Now what goes on in North Korea today is traditionally when there's a new leader in Korea the leader has to display power. In South Korea new presidents issue countless Presidential decrees, a lot of which are not very popular but are meant to show who's in charge. In North Korea new leaders use inflamatory rhetoric. The rhetoric is basically a gimmick to impress people inside North Korea, which is the main goal. The idea for Kim Jung Eun is to show North Koreans that he's not afraid of yelling at the South Koreans or the Americans. In fact, in South Korean conglomerates like Samsung or LG, when a new CEO or head is designated, a lot of times he or she will engage in a yelling contest to show who's in charge. Once enough yelling has been done, workers tend to yield in which gives CEOs or head managers a large room to manoeuver or take decisions. Those who are unhappy with the yelling leave, meaning they get to choose who they will designate at strategic positions. The CEO will then yell at outsiders to show that he or she fears nothing and is shameless. This tends to cut nonesense such as workers trying to impress the leader to get that promotion for example.

Question: Does North Korea want war with the United States or with South Korea?

The short answer is no. In fact, what I noticed is that there has been a shift in the language used by North Korea. North Korea seems to have dropped expressions like “American imperialism” or “South Korean puppet government.” They still use those expressions, but a lot less than when Park Geun Hye or Lee Myung Bak were president in South Korea.

Here's what you need to understand. When Kim Il Sung was getting older, he spent a lot of money building gems and handing them as rewards to loyal subordinates, so that they would accept Kim Jung Il as his successor. When Kim Jung Il was getting older, he built even better gems and gave them to loyal subordinates so that they would accept Kim Jung Eun as his successor. So North Korean leaders have loyal subordinates, and we know the fate of those who were not loyal. Kim Jung Eun is trying to keep his subordinates at a distance so he can build a team and decide the fate of his country.

Question: Aren't North Korea worried that excessive actions can lead to war?

North Korea knows what it's doing. In an era where Scotland, Catalunia and other smaller nations are increasingly trying to secede, I think and I hope that by now the South Koreans understand that North Koreans have an identity that is far more distinguished than that of Scotland or Catalunia. North Korea I believe, thanks to its policy on self-reliance, doesn't have huge debts and is not really part of the global financial system. They don't owe much of anything to anyone. That gives them more leverage as they have financial independence.

Something else they know is what would the Americans or South Koreans gain from going to war with North Korea? Samsung wouldn't be happy, LG wouldn't be happy, few people in South Korea would have to gain from war. North Korea doesn't have much to gain from war either. North Korea could have gained from a “Falklands war” but the problem is there is no equivalent of the Falklands. Kim Jung Eun and his regime are just trying to show that they have to shame at yelling at the US.

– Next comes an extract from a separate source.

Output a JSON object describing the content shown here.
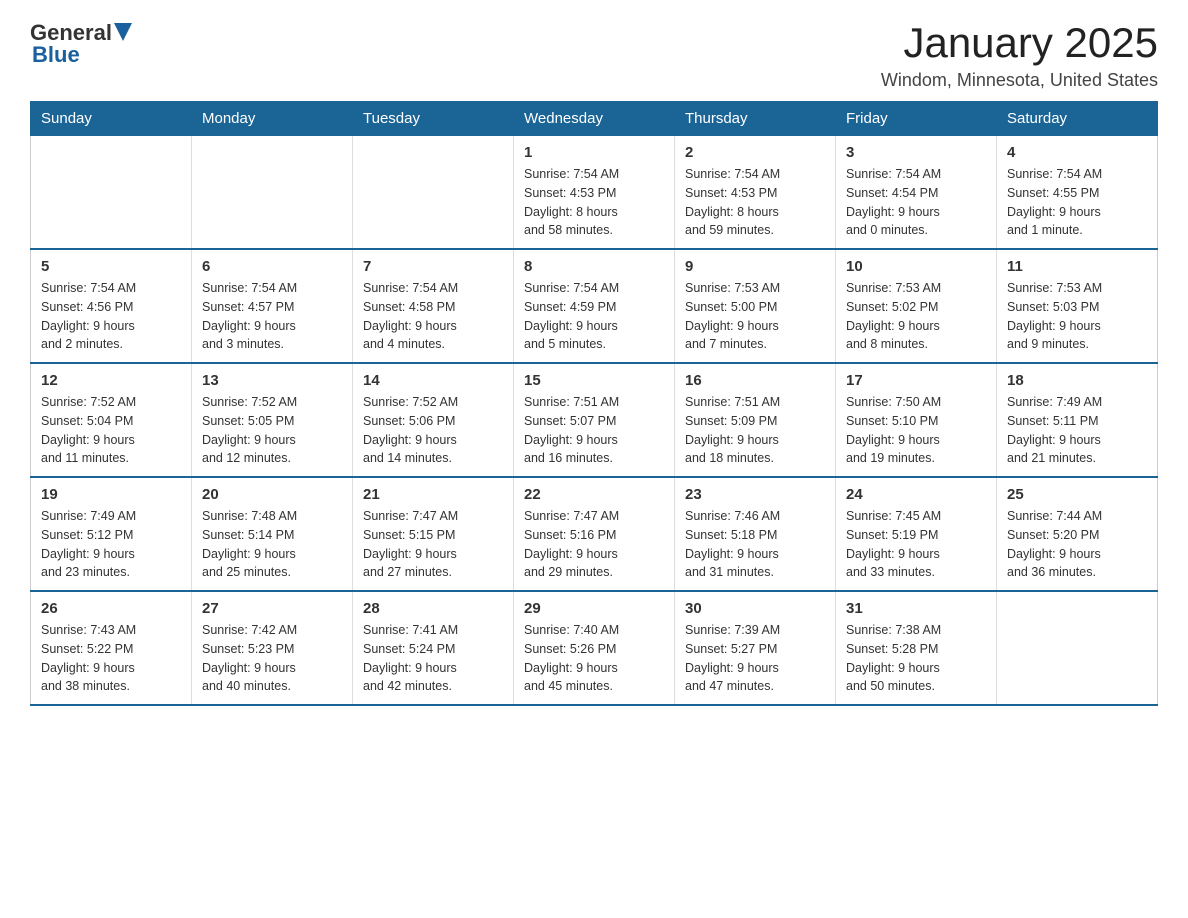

Question: So when will the yelling stop?

To tell you the truth, Kim Jung Eun can silence a lot of his subordinates, but the real conflict is probably between his wife and his sisters. There has been a shift in Korean culture where women play more of a role than they did in Kim Jung Il or Kim Il Sung's era. I know how competitive it can get between a wife and sisters-in-law, in terms of inheritance and what not. Especially in terms of who would be the successor. Kim is trying to show that leadership is a man's job.

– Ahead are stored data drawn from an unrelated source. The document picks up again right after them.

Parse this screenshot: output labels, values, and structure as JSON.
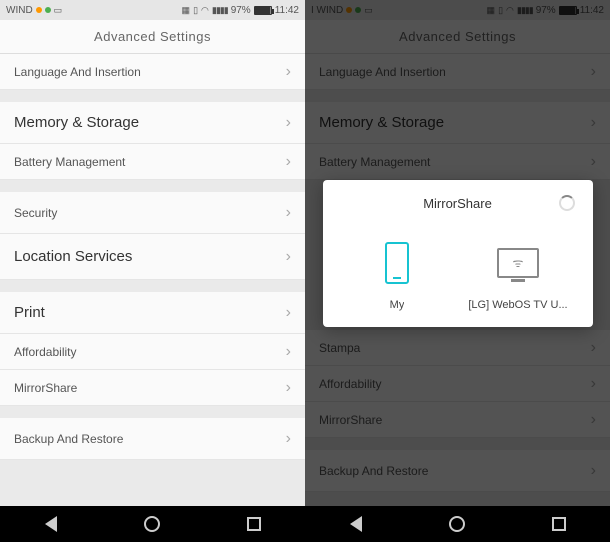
{
  "status": {
    "carrier_left": "WIND",
    "carrier_right": "I WIND",
    "battery_pct": "97%",
    "time": "11:42"
  },
  "header": {
    "title": "Advanced Settings"
  },
  "rows_left": {
    "language": "Language And Insertion",
    "memory": "Memory & Storage",
    "battery": "Battery Management",
    "security": "Security",
    "location": "Location Services",
    "print": "Print",
    "affordability": "Affordability",
    "mirrorshare": "MirrorShare",
    "backup": "Backup And Restore"
  },
  "rows_right": {
    "language": "Language And Insertion",
    "memory": "Memory & Storage",
    "battery": "Battery Management",
    "print": "Stampa",
    "affordability": "Affordability",
    "mirrorshare": "MirrorShare",
    "backup": "Backup And Restore"
  },
  "dialog": {
    "title": "MirrorShare",
    "device1": "My",
    "device2": "[LG] WebOS TV U..."
  }
}
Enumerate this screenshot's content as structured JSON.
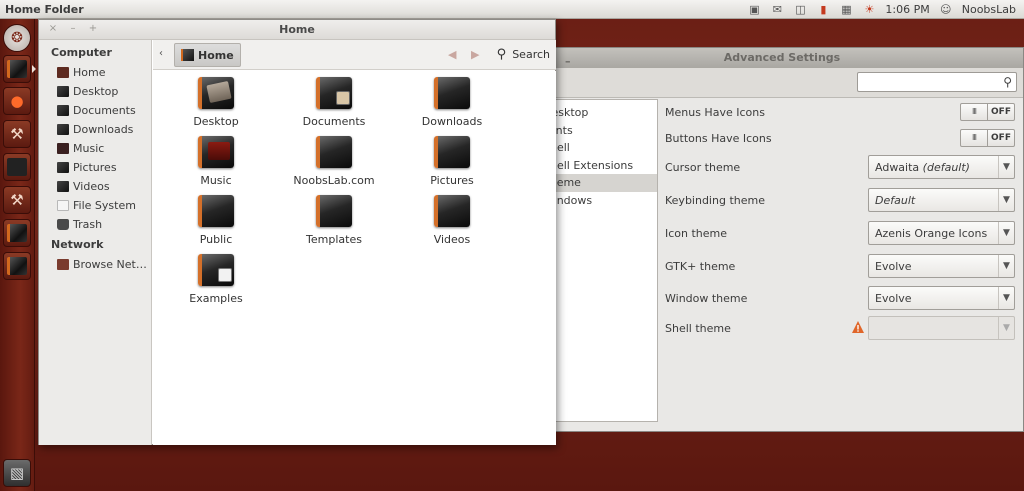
{
  "top_panel": {
    "title": "Home Folder",
    "clock": "1:06 PM",
    "user": "NoobsLab"
  },
  "launcher": {
    "items": [
      "ubuntu-logo-icon",
      "files-icon",
      "browser-icon",
      "tools-icon",
      "terminal-icon",
      "settings-tools-icon",
      "folder-icon",
      "folder-icon",
      "trash-icon"
    ]
  },
  "file_manager": {
    "title": "Home",
    "window_buttons": {
      "close": "×",
      "minimize": "–",
      "maximize": "+"
    },
    "sidebar": {
      "computer_label": "Computer",
      "computer_items": [
        {
          "label": "Home",
          "icon": "home-icon"
        },
        {
          "label": "Desktop",
          "icon": "desktop-icon"
        },
        {
          "label": "Documents",
          "icon": "documents-icon"
        },
        {
          "label": "Downloads",
          "icon": "downloads-icon"
        },
        {
          "label": "Music",
          "icon": "music-icon"
        },
        {
          "label": "Pictures",
          "icon": "pictures-icon"
        },
        {
          "label": "Videos",
          "icon": "videos-icon"
        },
        {
          "label": "File System",
          "icon": "filesystem-icon"
        },
        {
          "label": "Trash",
          "icon": "trash-icon"
        }
      ],
      "network_label": "Network",
      "network_items": [
        {
          "label": "Browse Net…",
          "icon": "network-icon"
        }
      ]
    },
    "toolbar": {
      "back": "‹",
      "breadcrumb": "Home",
      "search_label": "Search"
    },
    "folders": [
      {
        "label": "Desktop",
        "emblem": "desktop"
      },
      {
        "label": "Documents",
        "emblem": "docs"
      },
      {
        "label": "Downloads",
        "emblem": ""
      },
      {
        "label": "Music",
        "emblem": "music"
      },
      {
        "label": "NoobsLab.com",
        "emblem": ""
      },
      {
        "label": "Pictures",
        "emblem": ""
      },
      {
        "label": "Public",
        "emblem": ""
      },
      {
        "label": "Templates",
        "emblem": ""
      },
      {
        "label": "Videos",
        "emblem": ""
      },
      {
        "label": "Examples",
        "emblem": "examples"
      }
    ]
  },
  "advanced_settings": {
    "title": "Advanced Settings",
    "list": [
      {
        "label": "Desktop",
        "selected": false
      },
      {
        "label": "Fonts",
        "selected": false
      },
      {
        "label": "Shell",
        "selected": false
      },
      {
        "label": "Shell Extensions",
        "selected": false
      },
      {
        "label": "Theme",
        "selected": true
      },
      {
        "label": "Windows",
        "selected": false
      }
    ],
    "settings": {
      "menus_have_icons": {
        "label": "Menus Have Icons",
        "knob": "III",
        "state": "OFF"
      },
      "buttons_have_icons": {
        "label": "Buttons Have Icons",
        "knob": "III",
        "state": "OFF"
      },
      "cursor_theme": {
        "label": "Cursor theme",
        "value": "Adwaita",
        "suffix": "(default)"
      },
      "keybinding_theme": {
        "label": "Keybinding theme",
        "value": "Default"
      },
      "icon_theme": {
        "label": "Icon theme",
        "value": "Azenis Orange Icons"
      },
      "gtk_theme": {
        "label": "GTK+ theme",
        "value": "Evolve"
      },
      "window_theme": {
        "label": "Window theme",
        "value": "Evolve"
      },
      "shell_theme": {
        "label": "Shell theme",
        "value": ""
      }
    }
  },
  "colors": {
    "accent": "#d4702a",
    "wallpaper": "#6a1e14",
    "warning": "#e0662a"
  }
}
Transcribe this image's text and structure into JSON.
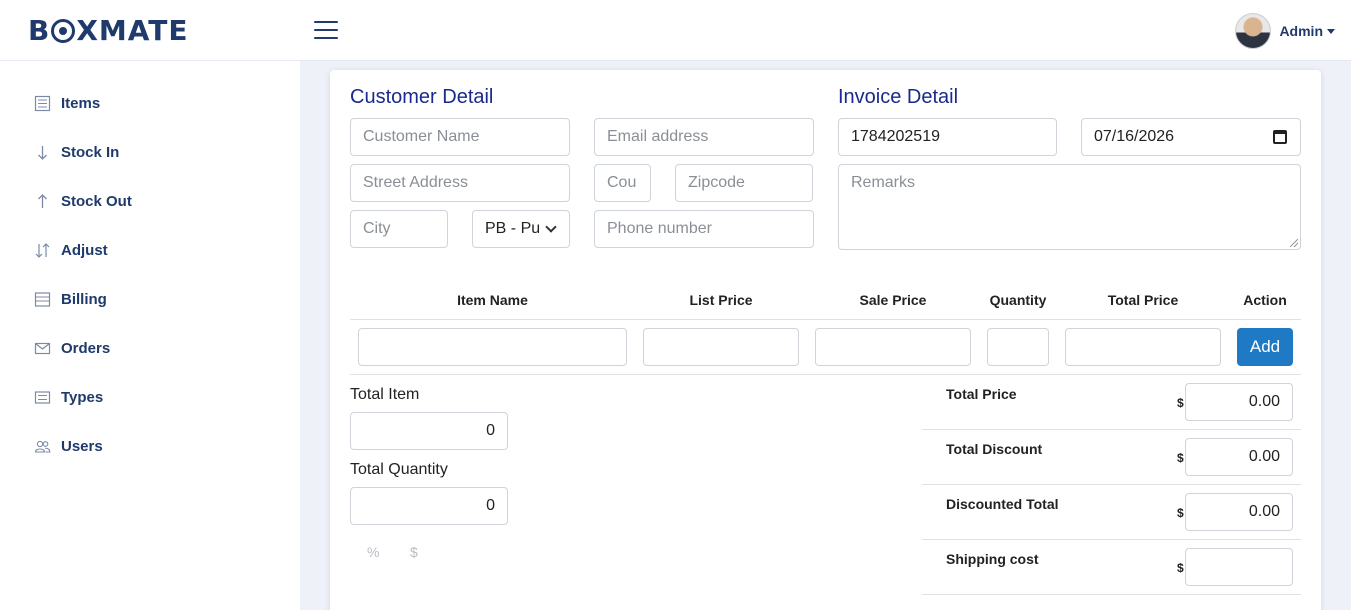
{
  "brand": {
    "logo_text_left": "B",
    "logo_text_right": "XMATE"
  },
  "header": {
    "user_name": "Admin"
  },
  "sidebar": {
    "items": [
      {
        "label": "Items",
        "icon": "list-icon"
      },
      {
        "label": "Stock In",
        "icon": "arrow-down-icon"
      },
      {
        "label": "Stock Out",
        "icon": "arrow-up-icon"
      },
      {
        "label": "Adjust",
        "icon": "arrows-updown-icon"
      },
      {
        "label": "Billing",
        "icon": "billing-icon"
      },
      {
        "label": "Orders",
        "icon": "envelope-icon"
      },
      {
        "label": "Types",
        "icon": "types-icon"
      },
      {
        "label": "Users",
        "icon": "users-icon"
      }
    ]
  },
  "customer": {
    "title": "Customer Detail",
    "name_placeholder": "Customer Name",
    "email_placeholder": "Email address",
    "street_placeholder": "Street Address",
    "country_placeholder": "Cou",
    "zip_placeholder": "Zipcode",
    "city_placeholder": "City",
    "state_value": "PB - Pu",
    "phone_placeholder": "Phone number"
  },
  "invoice": {
    "title": "Invoice Detail",
    "number": "1784202519",
    "date": "07/16/2026",
    "remarks_placeholder": "Remarks"
  },
  "table": {
    "headers": [
      "Item Name",
      "List Price",
      "Sale Price",
      "Quantity",
      "Total Price",
      "Action"
    ],
    "add_label": "Add"
  },
  "summary": {
    "total_item_label": "Total Item",
    "total_item_value": "0",
    "total_quantity_label": "Total Quantity",
    "total_quantity_value": "0",
    "percent_toggle": "%",
    "dollar_toggle": "$"
  },
  "totals": {
    "currency": "$",
    "rows": [
      {
        "label": "Total Price",
        "value": "0.00"
      },
      {
        "label": "Total Discount",
        "value": "0.00"
      },
      {
        "label": "Discounted Total",
        "value": "0.00"
      },
      {
        "label": "Shipping cost",
        "value": ""
      }
    ]
  },
  "colors": {
    "brand": "#1f3a6b",
    "title": "#1a2a8c",
    "primary_button": "#1f79c4"
  }
}
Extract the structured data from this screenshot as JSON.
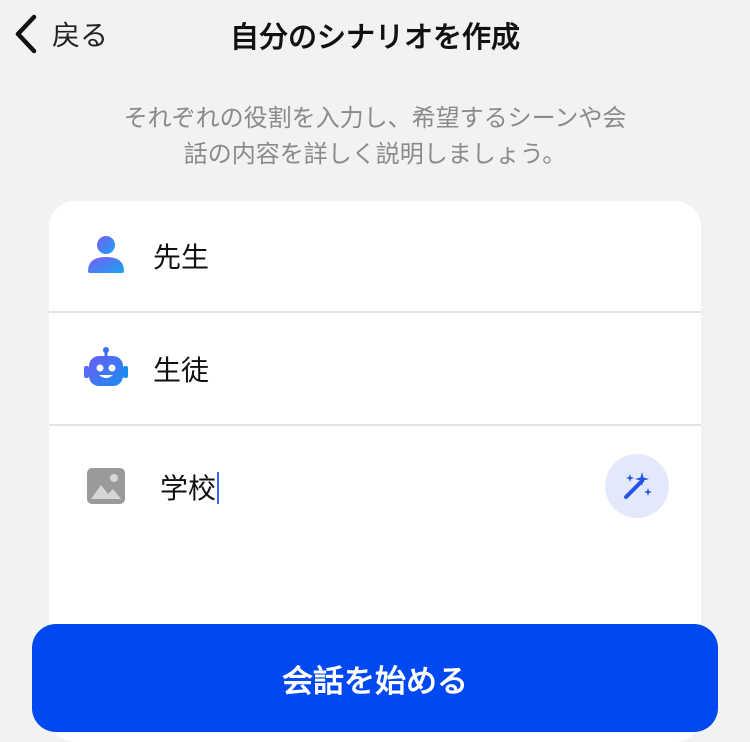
{
  "header": {
    "back_label": "戻る",
    "title": "自分のシナリオを作成"
  },
  "instruction": {
    "line1": "それぞれの役割を入力し、希望するシーンや会",
    "line2": "話の内容を詳しく説明しましょう。"
  },
  "form": {
    "user_role": {
      "value": "先生",
      "icon": "person-icon"
    },
    "ai_role": {
      "value": "生徒",
      "icon": "robot-icon"
    },
    "scene": {
      "value": "学校",
      "icon": "image-icon",
      "action_icon": "magic-wand-icon"
    }
  },
  "start_button_label": "会話を始める",
  "colors": {
    "accent": "#0049f0",
    "background": "#f2f2f2",
    "magic_button_bg": "#e3e9fb",
    "instruction_text": "#8a8a8a"
  }
}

Final question: So what is the future of North Korea?

For the reasons I described above, Kim Jung Eun is not done laying out his pawns on the chess board. Once he will decide what the order of succession will be and that there will be a consensus around that in his palace, he can probably start befriending South Korea and you will have something of a Sunshine Policy 2/0. or détente 2.0 if you prefer. The first Sunshine policy was when Kim Jung Il was done laying out his succession, but because Kim Jung Il was older and had been in the palace longer, he had an easier time laying down his chess board.